Le principe qui rend les hommes superflus comme personnes juridiques, morales et singulières habite les actes même de la vie administrée et fait le vide dans les esprits qu’elle administre. Ce principe se nomme le Développement.
C’est une entité qui n’est pas moins abstraite et anonyme que la Nature ou l’Histoire. Elle maximise l’effet que décrivait Arendt: mettre en mouvement, mobiliser totalement les énergies. La loi du développement trouve dans l’aménagement incessant des légalités aux fins de mieux-être à la fois un moyen et un masque beaucoup plus puissants, parce que plus acceptables par les philistins que l’organisation totalitaire des années 30.

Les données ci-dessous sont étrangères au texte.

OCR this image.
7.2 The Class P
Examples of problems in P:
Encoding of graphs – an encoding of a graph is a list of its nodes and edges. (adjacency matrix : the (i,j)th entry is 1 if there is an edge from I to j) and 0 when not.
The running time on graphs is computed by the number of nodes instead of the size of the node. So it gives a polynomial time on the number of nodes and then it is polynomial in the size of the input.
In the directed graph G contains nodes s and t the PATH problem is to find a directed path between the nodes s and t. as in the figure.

La brutale propagande y est discrète, elle laisse place à l’inoffensive rhétorique des médias. Et la mondialisation ne s’y fait pas par la guerre, mais par la compétition technologique, scientifique et économique. Les noms historiques de ce totalitarisme bon enfant ne sont plus Stalingrad, et moins encore Auschwitz, mais l’indice Dow Jones à Wall Street et l’indice Hakkaï à Tokyo.
L’idéologie partagée par tous est qu’il faut développer pour survivre. L’ennemi n’est pas humain, c’est l’entropie. Elle est au bout de ce qui reste de l’histoire des hommes, sous la forme de l’explosion du soleil en Nova noire, dans quatre milliards et demi d’années. Le développement est la riposte à ce défi majeur. Cela seul est juste, parce que nécessaire à la survie. Et la faculté de juger, d’imaginer, de faire hommage à la naissance du nouveau, est ici plutôt sollicitée qu’étouffée. Mais sollicité dans l’étouffant affairement de la performativité. Survie affairée.
Il faudrait au moins reprendre, à partir de ce diagnostic, la question de l’idéologie. Ce n’est pas parce que le développement est délirant qu’il est idéologique, c’est parce qu’il forclôt l’inquiétude de la naissance et de la mort comme énigme ontologique. Un effet inévitable du totalitarisme, c’est qu’on ne laisse pas aux enfants le temps de l’enfance. Arendt écrit, dans La crise de la culture:
Plus la société intercale entre le public et le privé une sphère sociale où le privé est rendu public et vice versa, plus elle rend les choses difficiles à ses enfants qui par nature ont besoin d’un abri sûr pour grandir sans être dérangés. Les institutions où l’enfance abritait en sécurité son insécurité, ses questions sans réponse, tout en apprenant les réponses des adultes et leur insuffisance, ces institutions qu’étaient l’école et la famille où se jouait le sort de la tradition face à l’angoisse, le système contemporain les détruit (il lui suffit d’en pervertir la finalité) en ce qu’il place l’enfance au contact immédiat de ses exigences, qui sont ses réponses à l’angoisse.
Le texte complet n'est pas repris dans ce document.